Quelque 1914 causes sont passées sous la loupe de Morris Fish au cours de son passage à la Cour d’appel, entre 1989 et 2003. Une des premières d’entre elles, dont Morris Fish garde un vif souvenir, doit déterminer si la faillite interrompt ou suspend la prescription. Ayant entendu pour la dernière fois le mot « faillite » sur les bancs d’université près de 25 ans plus tôt, Morris Fish se met à questionner des spécialistes de la Cour pour réaliser rapidement que leurs analyses et réponses vont dans toutes les directions pour finalement se contredire.

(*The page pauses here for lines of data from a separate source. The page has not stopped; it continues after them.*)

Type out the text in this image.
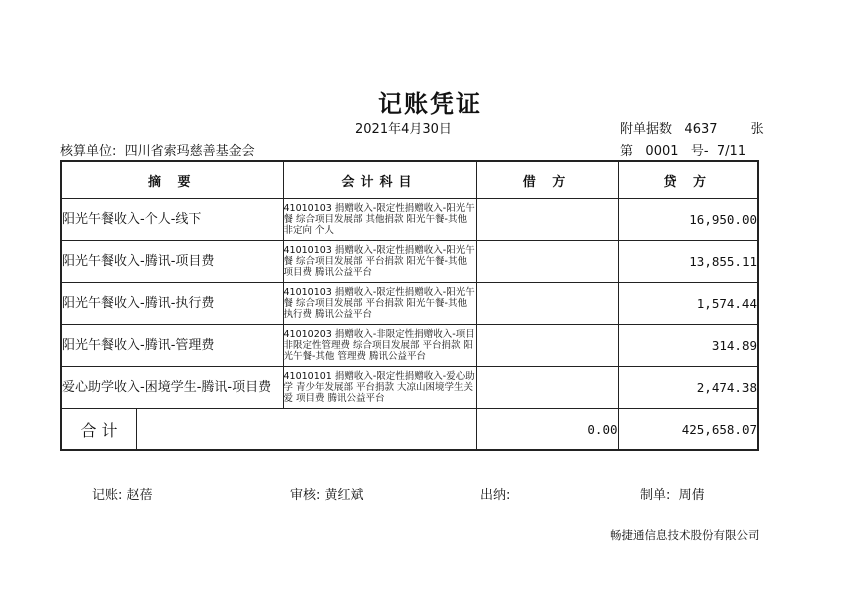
记账凭证
2021年4月30日	附单据数 4637	张
核算单位: 四川省索玛慈善基金会	第 0001 号- 7/11
摘 要	会计科目	借 方	贷 方
阳光午餐收入-个人-线下	41010103 捐赠收入-限定性捐赠收入-阳光午餐 综合项目发展部 其他捐款 阳光午餐-其他 非定向 个人		16,950.00
阳光午餐收入-腾讯-项目费	41010103 捐赠收入-限定性捐赠收入-阳光午餐 综合项目发展部 平台捐款 阳光午餐-其他 项目费 腾讯公益平台		13,855.11
阳光午餐收入-腾讯-执行费	41010103 捐赠收入-限定性捐赠收入-阳光午餐 综合项目发展部 平台捐款 阳光午餐-其他 执行费 腾讯公益平台		1,574.44
阳光午餐收入-腾讯-管理费	41010203 捐赠收入-非限定性捐赠收入-项目非限定性管理费 综合项目发展部 平台捐款 阳光午餐-其他 管理费 腾讯公益平台		314.89
爱心助学收入-困境学生-腾讯-项目费	41010101 捐赠收入-限定性捐赠收入-爱心助学 青少年发展部 平台捐款 大凉山困境学生关爱 项目费 腾讯公益平台		2,474.38

合 计		0.00	425,658.07
记账: 赵蓓	审核: 黄红斌	出纳:	制单: 周倩
畅捷通信息技术股份有限公司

Ce dossier – et plusieurs qui l’ont suivi – a permis à Morris Fish de constater que certains mystères juridiques, que l’on pourrait à juste titre croire élucidés, demeurent entiers, ce qui ne rend la profession que plus fascinante et stimulante.

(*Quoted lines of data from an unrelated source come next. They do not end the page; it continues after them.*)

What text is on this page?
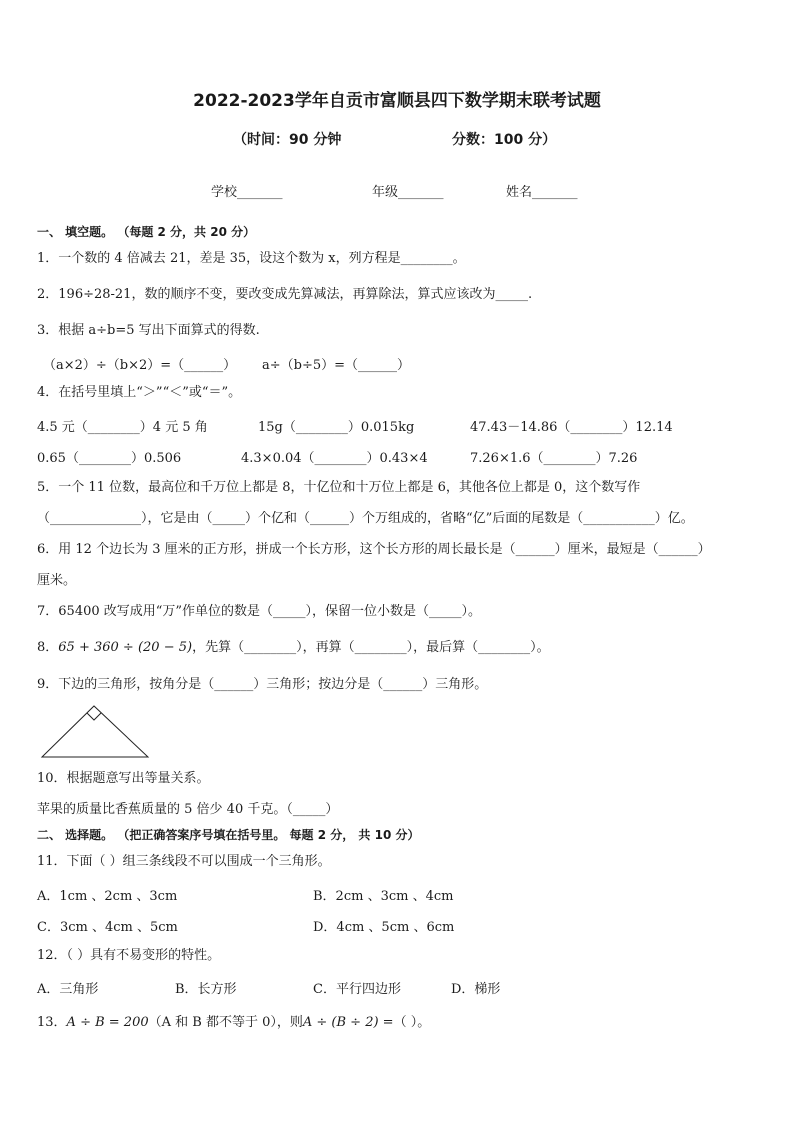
2022-2023学年自贡市富顺县四下数学期末联考试题
（时间：90 分钟	分数：100 分）
学校_______	年级_______	姓名_______
一、 填空题。 （每题 2 分，共 20 分）
1．一个数的 4 倍减去 21，差是 35，设这个数为 x，列方程是________。
2．196÷28-21，数的顺序不变，要改变成先算减法，再算除法，算式应该改为_____.
3．根据 a÷b=5 写出下面算式的得数.
（a×2）÷（b×2）=（______） a÷（b÷5）=（______）
4．在括号里填上“＞”“＜”或“＝”。
4.5 元（________）4 元 5 角	15g（________）0.015kg	47.43－14.86（________）12.14
0.65（________）0.506	4.3×0.04（________）0.43×4	7.26×1.6（________）7.26
5．一个 11 位数，最高位和千万位上都是 8，十亿位和十万位上都是 6，其他各位上都是 0，这个数写作
（______________），它是由（_____）个亿和（______）个万组成的，省略“亿”后面的尾数是（___________）亿。
6．用 12 个边长为 3 厘米的正方形，拼成一个长方形，这个长方形的周长最长是（______）厘米，最短是（______）
厘米。
7．65400 改写成用“万”作单位的数是（_____），保留一位小数是（_____）。
8．65 + 360 ÷ (20 − 5)，先算（________），再算（________），最后算（________）。
9．下边的三角形，按角分是（______）三角形；按边分是（______）三角形。
10．根据题意写出等量关系。
苹果的质量比香蕉质量的 5 倍少 40 千克。（_____）
二、 选择题。 （把正确答案序号填在括号里。 每题 2 分， 共 10 分）
11．下面（ ）组三条线段不可以围成一个三角形。
A．1cm 、2cm 、3cm	B．2cm 、3cm 、4cm
C．3cm 、4cm 、5cm	D．4cm 、5cm 、6cm
12．（ ）具有不易变形的特性。
A．三角形	B．长方形	C．平行四边形	D．梯形
13．A ÷ B = 200（A 和 B 都不等于 0），则A ÷ (B ÷ 2) =（ ）。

La tentation des commissions d’enquête
Au cours de sa carrière, Morris Fish a agi comme expert-conseil auprès du ministère de la Justice du Canada, de Revenu Canada et de la Commission de réforme du droit du Canada, et comme conseiller juridique spécial à la Commission d’enquête sur l’industrie de la construction au Québec (« Commission Cliche ») et au Comité de surveillance des activités de renseignement de sécurité. De la Commission Cliche et des diverses commissions d’enquête qui l’ont succédé, Morris Fish dit qu’elles sont parfois soumises à la tentation ; la tentation de contourner des règles reconnues en matière pénale afin de rassembler les preuves qui permettront de porter des accusations criminelles contre des acteurs d’une industrie donnée. Lui-même confirme avoir ressenti cette pression lors des travaux de la Commission Cliche, bien qu’il ait toujours estimé fondamental que les règles d’administration de justice pénale soient respectées. Morris Fish insiste sur la pertinence des commissions d’enquête dans le contexte de réformes législatives, mais il invite néanmoins à la prudence puisqu’elles ne constituent pas des véhicules appropriés à l’intérieur du processus d’enquête criminel.

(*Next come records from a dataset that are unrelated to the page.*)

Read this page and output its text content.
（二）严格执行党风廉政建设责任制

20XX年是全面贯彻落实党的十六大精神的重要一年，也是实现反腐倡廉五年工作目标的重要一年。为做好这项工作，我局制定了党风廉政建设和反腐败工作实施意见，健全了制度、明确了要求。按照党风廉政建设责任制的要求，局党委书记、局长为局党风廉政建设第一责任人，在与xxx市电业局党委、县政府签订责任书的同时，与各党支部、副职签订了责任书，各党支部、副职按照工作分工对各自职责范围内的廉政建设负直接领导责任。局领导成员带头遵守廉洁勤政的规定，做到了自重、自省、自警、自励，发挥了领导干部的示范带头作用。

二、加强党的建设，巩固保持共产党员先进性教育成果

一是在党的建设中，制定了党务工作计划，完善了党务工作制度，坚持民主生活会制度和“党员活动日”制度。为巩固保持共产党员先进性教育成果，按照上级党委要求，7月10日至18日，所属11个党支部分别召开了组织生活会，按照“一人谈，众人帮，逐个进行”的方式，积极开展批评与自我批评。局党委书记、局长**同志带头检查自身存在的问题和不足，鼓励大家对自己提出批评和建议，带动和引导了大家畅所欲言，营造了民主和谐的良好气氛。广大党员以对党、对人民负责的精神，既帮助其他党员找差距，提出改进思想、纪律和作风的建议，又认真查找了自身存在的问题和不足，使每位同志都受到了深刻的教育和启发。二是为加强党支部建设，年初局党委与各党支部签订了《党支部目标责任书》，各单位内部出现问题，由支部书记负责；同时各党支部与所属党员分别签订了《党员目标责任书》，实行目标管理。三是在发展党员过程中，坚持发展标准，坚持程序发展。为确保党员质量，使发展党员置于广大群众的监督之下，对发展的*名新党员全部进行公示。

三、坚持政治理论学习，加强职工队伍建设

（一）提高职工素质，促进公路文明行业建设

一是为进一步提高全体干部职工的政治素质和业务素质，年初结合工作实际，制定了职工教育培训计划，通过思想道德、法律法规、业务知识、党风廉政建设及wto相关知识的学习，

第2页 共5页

L’implication sociale étant une valeur fondamentale pour Morris Fish, il a par ailleurs siégé au conseil d’administration du Bureau d’aide juridique de Montréal (1968-1973) et il a été président et membre de divers comités du Barreau de Montréal et du Barreau du Québec (1969-1976), président du comité québécois de sélection des boursiers de la fondation Cecil Rhodes (2000, 2003 et 2006) et membre (1994- ) et président (1996-2003) du Conseil consultatif de la Faculté de droit de l’Université McGill.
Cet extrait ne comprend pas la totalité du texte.